With the growing emphasis on circularity in packaging recycling, the accumulation of metals from coatings, inks, and dyes in recycled pulp poses potential health risks, especially in food and pharmaceutical packaging. This study examines how washing and deinking reduce residual metal content in printed and coated recycled cellulose, assessing its suitability for sensitive applications.

The study found that metal extraction from cellulose pulp obtained from recycled fibers is influenced by both the presence of adhesives and the electronegativity of the metals.
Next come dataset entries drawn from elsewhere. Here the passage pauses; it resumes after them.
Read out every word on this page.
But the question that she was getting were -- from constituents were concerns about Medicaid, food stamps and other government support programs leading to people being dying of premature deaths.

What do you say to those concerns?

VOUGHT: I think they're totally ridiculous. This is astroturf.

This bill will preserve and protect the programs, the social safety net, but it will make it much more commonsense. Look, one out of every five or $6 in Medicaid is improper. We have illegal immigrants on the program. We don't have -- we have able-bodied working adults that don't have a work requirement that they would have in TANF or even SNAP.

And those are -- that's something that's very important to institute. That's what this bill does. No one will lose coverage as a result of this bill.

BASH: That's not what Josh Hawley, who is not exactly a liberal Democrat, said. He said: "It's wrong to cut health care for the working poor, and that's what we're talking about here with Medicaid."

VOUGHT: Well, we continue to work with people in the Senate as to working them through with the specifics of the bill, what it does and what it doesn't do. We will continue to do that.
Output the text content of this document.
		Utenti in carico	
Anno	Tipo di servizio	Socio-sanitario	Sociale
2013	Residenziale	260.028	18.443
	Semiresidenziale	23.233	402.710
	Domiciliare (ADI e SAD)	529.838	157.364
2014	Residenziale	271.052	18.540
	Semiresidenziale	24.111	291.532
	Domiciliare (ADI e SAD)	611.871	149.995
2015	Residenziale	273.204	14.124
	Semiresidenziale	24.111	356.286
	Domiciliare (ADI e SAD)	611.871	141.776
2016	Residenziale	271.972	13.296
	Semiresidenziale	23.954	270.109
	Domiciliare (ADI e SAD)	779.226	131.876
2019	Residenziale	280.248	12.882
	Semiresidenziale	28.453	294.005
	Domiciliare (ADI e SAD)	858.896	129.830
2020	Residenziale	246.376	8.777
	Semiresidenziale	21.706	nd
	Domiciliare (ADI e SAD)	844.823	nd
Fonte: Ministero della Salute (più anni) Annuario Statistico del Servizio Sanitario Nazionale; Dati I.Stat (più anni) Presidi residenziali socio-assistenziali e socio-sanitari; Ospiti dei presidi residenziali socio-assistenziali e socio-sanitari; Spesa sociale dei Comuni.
We propose that electronegativity is linked to the process characteristics of deinking and washing, which depend on the hydrophilic or hydrophobic nature of the substances involved. Results show that metals such as Ag, Ti, Cr, V, and Zn, which exhibit lower electronegativity, display a smaller increase in mass fraction across certain phases after deinking flotation. Similarly, pulp suspension that has a lower amount of remaining sticky particles and metals in the matrix has better rheological behaviour with pronounced shear thinning behaviour, seen as a higher power law shear thinning coefficient and a lower flocculation index.

These findings highlight the critical importance of understanding the role of adhesives in the formation of sticky particles and the characteristics of metals when designing effective paper recycling processes. Efficient removal of residual adhesives and metals from cellulose is essential not only for improving process performance and material circularity but also for ensuring the safe reuse of recycled fibers in high-value applications such as food, electronics, and pharmaceutical packaging, where purity and safety are crucial.